I looked around. Sellers of rare and antiquarian books are often messy housekeepers, but even by those standards the conditions at Kurzmann’s were unforgivable. The framed prints and maps hanging from the walls were dusty and crooked. Several had cracked glass. The watermarked ceiling was beaded with moisture—a death sentence for all that cloth and pulp below—and the musty air smelled faintly of cat urine. Mounted on the wall behind the register was an ancient color engraving of Prince Metternich, Europe’s original celebrity power broker, the Kissinger of his day. He glared out at the merchandise in apparent disdain.

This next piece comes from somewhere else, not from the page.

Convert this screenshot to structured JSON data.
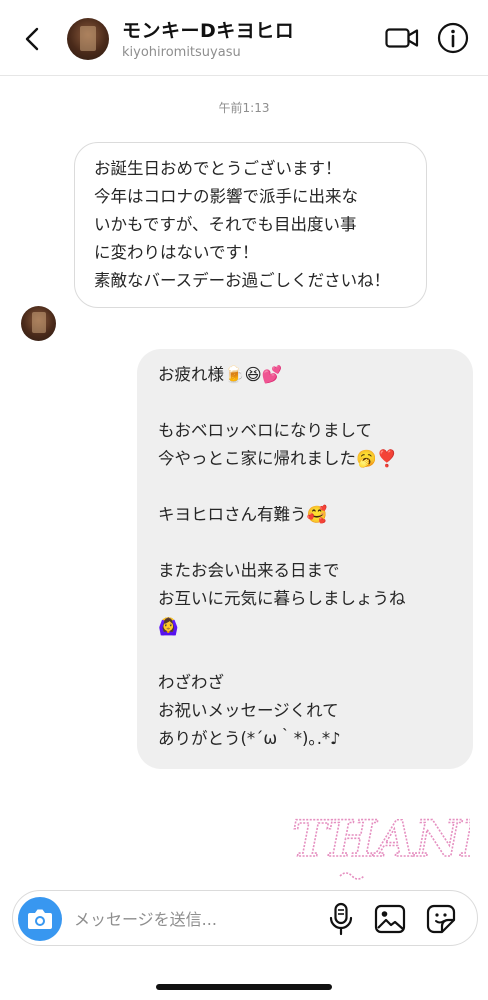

Creaking floorboards drew my attention toward the back, where a short balding man in an unbuttoned vest emerged from the gloom. A tape measure was draped around his neck, as if he were a tailor who’d been called away from his sewing.
“Yes?” he asked in English, pegging my nationality. He ignored the other customer, and looked surprised by my presence, which was odd given yesterday’s phone call.
“Are you Christoph?” I asked in German. He answered in the same language.
“Do I know you?”
“You telephoned yesterday about a special order. I’m Bill Cage.”
A book slapped to the floor in the aisle where the other man was browsing. He snatched up the dropped copy and glanced my way with a gleam in his eye, or maybe I imagined it. The only noise was the muffled sound of rush hour traffic from the Ring, half a block away.
“Ah, yes.” Christoph said. He shuffled toward the register. “Your book has arrived.”
“For someone named Dewey, you said.”
He shot me a sidelong glance but said nothing.
“Well, is it or not?”
Stopping behind the counter, he glanced toward the harvester, who was working at a more deliberate pace than before. Then he glared at me and hissed beneath his breath: “Do you always conduct your business so sloppily?”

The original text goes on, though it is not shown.